Last spring, SNWA faced enormous backlash over its water rate increases. It had been a long and tough slog for environmentalists to get Southern Nevadans to care about the fate of the rural agrarian community and ecosystem of Snake Valley. But when SNWA rammed through a plan to pay for its proposed Snake Valley pipeline by disproportionately raising water rates on working class families and small businesses while bailing out the region's biggest water wasters, Mulroy has been in the hot seat ever since.
So now, we have this.
[Senator Michael] Roberson’s [R-Henderson] bill would require the SNWA to obtain approval from the Public Utilities Commission, a three-member board appointed by Gov. Brian Sandoval, for any water rate increase on business or commercial customers of the utility.
The bill also would require the Public Utilities Commission to appoint a hearing officer to investigate the need for a proposed rate increase and issue a decision approving or declining the rate increase.
“Many in the Southern Nevada community believe the process failed to allow an adequate opportunity for public input,” Roberson said in a statement. “Southern Nevada residents and businesses will likely face future significant rate increases. This legislation will ensure that those rate increases occur in as fair and equitable manner as possible in a completely open process.”
Mulroy testified this past week that there was “massive public outreach” about the rate increases in 2012.
Roberson’s bill has support from Sens. David Parks, D-Las Vegas; Pete Goicoechea, R-Eureka; Mark Manendo, D-Las Vegas; Scott Hammond, R-Las Vegas; Barbara Cegavske, R-Las Vegas; James Settelmeyer, R-Minden; Joyce Woodhouse, D-Henderson; Joe Hardy, R-Boulder City; and Mark Hutchinson, R-Las Vegas.
So much for that "massive public outreach". SB 232 has attracted broad bipartisan support in Carson City so far. Rural Senators concerned about the impact of the Snake Valley pipeline on their communities and Clark County lawmakers angered over last year's rate increases may very well succeed in the first real challenge to the previously unchecked power of Mulroy and SNWA.

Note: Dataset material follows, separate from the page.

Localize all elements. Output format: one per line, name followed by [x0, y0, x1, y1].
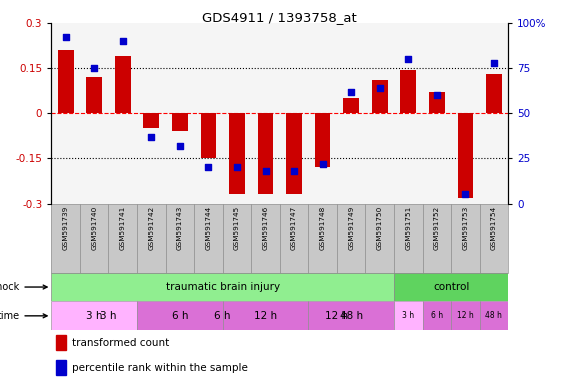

In years past, SNWA was able to cry "DROUGHT!" to silence critics demanding more accountability. That may not work this time. Last year, SNWA actually removed incentives for water conservation. And last November, SNWA reached a historic Colorado River water sharing agreement with several other Southwestern states and Mexico.
Now yes, Nevada is facing a real drought. We have climate change to thank for that. And we can't ignore the challenges that lie ahead with climate change and continuing drought. But really, how does stealing water from one region to fuel unnecessary real estate development in another region help? And how on earth can one justify repealing water conservation incentives?
So perhaps SNWA does need some more oversight. That's why the above mentioned legislators are coalescing behind SB 232. And that's why Pat Mulroy is running a bit more scared these days.